Israeli Democracy at the Crossroads,
Just published: R. Cohen-Almagor, Editor, Israeli Democracy at the Crossroads (London: Routledge, 2005). Here is my final word, published with permission by Routledge:
Israeli Democracy at the Crossroads
This chapter considers some of the issues raised by the contributors to this book. I speak of the harms of concentrated media ownership and then discuss health rights, arguing that democracy should not neglect its elderly citizens, at the time of their greatest need. There is an unwritten contract between the state and its citizens that should be maintained and preserved. Having said that, in a constrained reality that does not assume that all needs will be provided, people are forced to recognize that optimal health care for all is an unrealistic expectation. Prioritizing becomes unavoidable, and there is a need for the state to offer citizens a number of insurance alternatives. The study goes on to probe the limits of multiculturalism and the relationship between state and religion, arguing for separation between the two. It argues for accommodating the interests of the Israeli-Palestinians, striving to safeguard equal rights and liberties for all citizens notwithstanding nationality, religion, race or colour, and insisting that citizens have also duties to fulfill.
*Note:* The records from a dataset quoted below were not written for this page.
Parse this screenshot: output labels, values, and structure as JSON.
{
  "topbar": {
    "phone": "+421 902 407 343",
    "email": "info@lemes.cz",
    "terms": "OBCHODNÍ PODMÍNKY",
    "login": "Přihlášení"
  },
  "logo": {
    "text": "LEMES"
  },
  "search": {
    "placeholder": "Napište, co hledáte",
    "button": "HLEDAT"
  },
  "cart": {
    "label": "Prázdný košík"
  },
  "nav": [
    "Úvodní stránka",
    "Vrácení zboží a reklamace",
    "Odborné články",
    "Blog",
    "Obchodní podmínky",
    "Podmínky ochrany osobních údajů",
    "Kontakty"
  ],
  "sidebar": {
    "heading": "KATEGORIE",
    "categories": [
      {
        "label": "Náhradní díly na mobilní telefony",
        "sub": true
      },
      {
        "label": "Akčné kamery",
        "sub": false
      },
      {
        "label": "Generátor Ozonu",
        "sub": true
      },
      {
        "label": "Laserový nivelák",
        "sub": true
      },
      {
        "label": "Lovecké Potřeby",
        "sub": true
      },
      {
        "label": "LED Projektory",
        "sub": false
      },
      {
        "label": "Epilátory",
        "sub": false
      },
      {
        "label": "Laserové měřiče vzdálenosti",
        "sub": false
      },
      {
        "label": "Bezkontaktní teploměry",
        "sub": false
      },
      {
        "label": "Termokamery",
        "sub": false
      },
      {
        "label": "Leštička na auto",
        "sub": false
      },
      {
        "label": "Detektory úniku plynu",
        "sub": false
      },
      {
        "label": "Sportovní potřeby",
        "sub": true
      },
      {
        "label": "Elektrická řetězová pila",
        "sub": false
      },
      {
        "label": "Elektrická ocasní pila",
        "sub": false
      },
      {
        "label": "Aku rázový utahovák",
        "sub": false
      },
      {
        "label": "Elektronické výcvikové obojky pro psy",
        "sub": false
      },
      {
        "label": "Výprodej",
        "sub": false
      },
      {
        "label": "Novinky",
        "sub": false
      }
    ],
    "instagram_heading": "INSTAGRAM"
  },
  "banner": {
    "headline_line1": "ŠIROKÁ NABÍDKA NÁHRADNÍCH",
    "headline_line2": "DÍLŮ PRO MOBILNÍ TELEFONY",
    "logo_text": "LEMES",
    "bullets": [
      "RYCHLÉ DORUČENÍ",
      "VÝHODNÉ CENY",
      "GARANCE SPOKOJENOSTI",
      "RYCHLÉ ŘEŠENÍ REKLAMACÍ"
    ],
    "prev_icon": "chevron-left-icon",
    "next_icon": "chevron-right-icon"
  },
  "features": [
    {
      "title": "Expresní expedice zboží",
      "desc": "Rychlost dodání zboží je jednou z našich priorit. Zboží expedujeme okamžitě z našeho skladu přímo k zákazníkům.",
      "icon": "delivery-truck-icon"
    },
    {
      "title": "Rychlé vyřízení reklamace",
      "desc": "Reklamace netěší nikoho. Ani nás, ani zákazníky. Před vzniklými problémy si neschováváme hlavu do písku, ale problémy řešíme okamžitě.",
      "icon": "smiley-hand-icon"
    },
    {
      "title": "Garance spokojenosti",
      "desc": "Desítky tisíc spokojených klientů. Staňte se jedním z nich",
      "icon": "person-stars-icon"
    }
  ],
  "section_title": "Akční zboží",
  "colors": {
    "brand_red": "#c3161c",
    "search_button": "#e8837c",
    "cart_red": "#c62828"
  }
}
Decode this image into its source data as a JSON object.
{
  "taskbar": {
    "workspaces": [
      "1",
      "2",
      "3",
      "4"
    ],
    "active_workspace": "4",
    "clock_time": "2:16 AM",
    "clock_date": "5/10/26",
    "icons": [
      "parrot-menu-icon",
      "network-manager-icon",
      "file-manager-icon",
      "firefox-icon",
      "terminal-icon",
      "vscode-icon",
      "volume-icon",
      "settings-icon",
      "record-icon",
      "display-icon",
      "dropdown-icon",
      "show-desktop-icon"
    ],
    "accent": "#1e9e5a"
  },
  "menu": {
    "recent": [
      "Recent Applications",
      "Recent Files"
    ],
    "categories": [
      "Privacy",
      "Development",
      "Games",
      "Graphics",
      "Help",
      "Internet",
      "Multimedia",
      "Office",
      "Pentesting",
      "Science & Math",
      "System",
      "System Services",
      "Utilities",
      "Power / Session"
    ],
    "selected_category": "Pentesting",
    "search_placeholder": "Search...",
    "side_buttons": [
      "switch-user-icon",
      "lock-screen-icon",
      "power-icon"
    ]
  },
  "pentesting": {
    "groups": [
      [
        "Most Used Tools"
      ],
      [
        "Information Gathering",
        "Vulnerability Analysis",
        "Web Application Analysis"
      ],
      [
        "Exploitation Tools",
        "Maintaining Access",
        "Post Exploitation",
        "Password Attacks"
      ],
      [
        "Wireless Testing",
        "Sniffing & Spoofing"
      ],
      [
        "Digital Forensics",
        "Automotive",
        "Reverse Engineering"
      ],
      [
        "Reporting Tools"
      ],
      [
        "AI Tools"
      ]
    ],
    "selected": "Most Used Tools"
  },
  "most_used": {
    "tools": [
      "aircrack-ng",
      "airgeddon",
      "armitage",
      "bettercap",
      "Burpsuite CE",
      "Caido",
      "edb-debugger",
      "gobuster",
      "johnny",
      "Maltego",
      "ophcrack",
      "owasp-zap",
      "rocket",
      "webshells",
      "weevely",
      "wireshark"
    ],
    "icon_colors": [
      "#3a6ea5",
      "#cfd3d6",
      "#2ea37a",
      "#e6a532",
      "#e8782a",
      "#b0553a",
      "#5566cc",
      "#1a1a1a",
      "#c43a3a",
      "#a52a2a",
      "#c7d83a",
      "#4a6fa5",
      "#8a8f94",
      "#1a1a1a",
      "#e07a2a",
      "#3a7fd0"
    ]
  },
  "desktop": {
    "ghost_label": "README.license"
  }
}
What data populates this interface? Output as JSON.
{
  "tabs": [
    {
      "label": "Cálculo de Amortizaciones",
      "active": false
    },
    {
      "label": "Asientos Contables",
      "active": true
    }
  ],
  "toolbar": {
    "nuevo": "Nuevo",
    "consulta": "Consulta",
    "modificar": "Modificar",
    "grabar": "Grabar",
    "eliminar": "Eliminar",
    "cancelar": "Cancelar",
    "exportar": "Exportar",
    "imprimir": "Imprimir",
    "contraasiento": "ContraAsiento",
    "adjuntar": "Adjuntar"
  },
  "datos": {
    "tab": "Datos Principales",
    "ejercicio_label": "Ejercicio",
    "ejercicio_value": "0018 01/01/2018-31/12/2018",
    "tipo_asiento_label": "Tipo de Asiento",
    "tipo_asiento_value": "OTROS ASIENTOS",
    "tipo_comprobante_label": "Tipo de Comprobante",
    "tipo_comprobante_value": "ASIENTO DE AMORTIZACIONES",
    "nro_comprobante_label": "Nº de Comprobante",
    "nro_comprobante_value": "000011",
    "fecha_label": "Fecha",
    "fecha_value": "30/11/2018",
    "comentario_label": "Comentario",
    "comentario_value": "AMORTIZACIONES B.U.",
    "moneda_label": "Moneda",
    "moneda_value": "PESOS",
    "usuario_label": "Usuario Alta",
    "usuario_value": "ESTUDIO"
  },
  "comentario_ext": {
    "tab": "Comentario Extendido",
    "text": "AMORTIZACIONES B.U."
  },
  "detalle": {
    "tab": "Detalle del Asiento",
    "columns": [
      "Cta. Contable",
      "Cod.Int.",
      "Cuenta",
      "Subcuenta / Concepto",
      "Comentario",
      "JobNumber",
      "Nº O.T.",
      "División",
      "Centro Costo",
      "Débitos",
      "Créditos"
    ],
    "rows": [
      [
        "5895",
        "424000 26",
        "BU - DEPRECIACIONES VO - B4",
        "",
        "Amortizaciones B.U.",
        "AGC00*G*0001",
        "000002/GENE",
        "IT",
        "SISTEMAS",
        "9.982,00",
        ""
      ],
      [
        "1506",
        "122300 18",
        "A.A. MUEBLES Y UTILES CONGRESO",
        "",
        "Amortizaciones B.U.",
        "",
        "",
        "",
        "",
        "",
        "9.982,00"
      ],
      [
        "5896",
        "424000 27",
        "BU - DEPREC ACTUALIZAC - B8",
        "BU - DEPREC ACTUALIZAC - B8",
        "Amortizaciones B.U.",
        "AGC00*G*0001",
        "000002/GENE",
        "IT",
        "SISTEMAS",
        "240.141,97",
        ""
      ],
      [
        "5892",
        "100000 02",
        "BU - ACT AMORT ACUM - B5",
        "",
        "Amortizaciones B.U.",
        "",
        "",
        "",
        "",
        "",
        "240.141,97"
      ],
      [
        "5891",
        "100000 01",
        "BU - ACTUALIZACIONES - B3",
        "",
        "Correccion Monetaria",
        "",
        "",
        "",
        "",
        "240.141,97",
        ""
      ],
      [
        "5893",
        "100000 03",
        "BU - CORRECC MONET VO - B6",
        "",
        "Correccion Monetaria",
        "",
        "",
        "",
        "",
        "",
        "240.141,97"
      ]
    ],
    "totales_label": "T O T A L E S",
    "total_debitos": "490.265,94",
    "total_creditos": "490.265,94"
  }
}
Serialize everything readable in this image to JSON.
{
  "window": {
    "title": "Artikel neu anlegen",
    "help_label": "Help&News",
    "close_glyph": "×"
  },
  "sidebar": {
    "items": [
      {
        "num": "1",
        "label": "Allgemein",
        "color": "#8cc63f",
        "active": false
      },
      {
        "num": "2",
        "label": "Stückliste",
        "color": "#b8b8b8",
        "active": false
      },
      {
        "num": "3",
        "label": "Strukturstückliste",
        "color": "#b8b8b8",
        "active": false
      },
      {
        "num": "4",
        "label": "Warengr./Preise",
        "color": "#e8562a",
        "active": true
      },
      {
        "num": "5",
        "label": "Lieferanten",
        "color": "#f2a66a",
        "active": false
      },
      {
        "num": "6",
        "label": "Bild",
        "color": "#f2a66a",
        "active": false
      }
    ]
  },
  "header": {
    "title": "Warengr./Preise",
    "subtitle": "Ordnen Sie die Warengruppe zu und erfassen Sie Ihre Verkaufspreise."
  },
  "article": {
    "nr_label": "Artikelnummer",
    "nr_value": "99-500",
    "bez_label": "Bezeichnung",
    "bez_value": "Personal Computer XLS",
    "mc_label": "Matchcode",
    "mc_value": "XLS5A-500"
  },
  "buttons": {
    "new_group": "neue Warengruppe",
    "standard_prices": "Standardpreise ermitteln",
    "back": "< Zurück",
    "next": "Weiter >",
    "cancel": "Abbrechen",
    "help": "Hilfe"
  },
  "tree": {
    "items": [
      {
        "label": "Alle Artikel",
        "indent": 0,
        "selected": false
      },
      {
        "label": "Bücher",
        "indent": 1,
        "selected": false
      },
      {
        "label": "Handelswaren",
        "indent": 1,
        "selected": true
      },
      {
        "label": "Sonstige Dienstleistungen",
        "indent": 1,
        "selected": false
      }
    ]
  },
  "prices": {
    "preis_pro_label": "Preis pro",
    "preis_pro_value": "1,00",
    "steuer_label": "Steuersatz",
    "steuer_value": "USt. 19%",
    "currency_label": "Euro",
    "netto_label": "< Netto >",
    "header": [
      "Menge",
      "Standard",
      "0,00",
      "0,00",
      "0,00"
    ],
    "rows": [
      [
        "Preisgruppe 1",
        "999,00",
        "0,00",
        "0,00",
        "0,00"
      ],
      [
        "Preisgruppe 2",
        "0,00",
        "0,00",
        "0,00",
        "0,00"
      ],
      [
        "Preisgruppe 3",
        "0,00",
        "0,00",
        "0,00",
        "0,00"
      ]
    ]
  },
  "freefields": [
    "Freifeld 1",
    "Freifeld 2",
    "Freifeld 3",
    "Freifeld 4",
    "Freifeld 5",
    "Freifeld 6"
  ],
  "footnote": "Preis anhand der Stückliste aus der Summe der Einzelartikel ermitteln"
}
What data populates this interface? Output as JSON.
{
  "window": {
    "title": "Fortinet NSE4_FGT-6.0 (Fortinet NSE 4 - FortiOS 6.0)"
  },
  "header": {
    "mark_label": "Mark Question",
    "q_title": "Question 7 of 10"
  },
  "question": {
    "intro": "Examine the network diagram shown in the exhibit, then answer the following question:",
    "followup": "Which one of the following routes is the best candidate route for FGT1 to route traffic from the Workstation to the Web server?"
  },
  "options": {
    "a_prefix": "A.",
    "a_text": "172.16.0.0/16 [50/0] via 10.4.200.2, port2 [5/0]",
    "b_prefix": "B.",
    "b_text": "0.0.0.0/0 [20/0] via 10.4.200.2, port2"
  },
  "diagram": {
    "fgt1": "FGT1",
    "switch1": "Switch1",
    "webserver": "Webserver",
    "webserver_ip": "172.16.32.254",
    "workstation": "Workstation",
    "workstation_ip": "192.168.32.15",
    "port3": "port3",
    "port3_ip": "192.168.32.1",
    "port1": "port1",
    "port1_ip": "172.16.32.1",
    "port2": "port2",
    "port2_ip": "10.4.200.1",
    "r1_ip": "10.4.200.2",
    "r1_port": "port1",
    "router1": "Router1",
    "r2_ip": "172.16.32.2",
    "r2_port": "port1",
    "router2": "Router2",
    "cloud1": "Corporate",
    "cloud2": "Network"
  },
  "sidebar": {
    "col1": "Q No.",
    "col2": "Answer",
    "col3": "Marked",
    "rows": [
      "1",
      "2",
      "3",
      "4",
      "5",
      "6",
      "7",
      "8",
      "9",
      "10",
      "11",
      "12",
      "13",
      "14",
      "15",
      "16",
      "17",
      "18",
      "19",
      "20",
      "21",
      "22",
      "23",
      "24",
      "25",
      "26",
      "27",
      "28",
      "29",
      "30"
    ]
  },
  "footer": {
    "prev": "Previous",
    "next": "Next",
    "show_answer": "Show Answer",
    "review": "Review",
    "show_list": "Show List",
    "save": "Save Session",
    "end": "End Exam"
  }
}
Finally, the study considers the need for targeted assassinations as means to fight against terror and it proposes the Gaza First Plan as a way to break the deadlock and bring some peace and tranquility to Israel. It should be noted that I have been promoting the Gaza First Plan since 2000, and that just before the proofs went to the printer Arafat died (on November 11, 2004).
People who live in Israel say: There is no dull moment. We always have action. Indeed, people yearn for some tranquility, for some peace of mind. This book shows that life in Israel will continue to be interesting and challenging.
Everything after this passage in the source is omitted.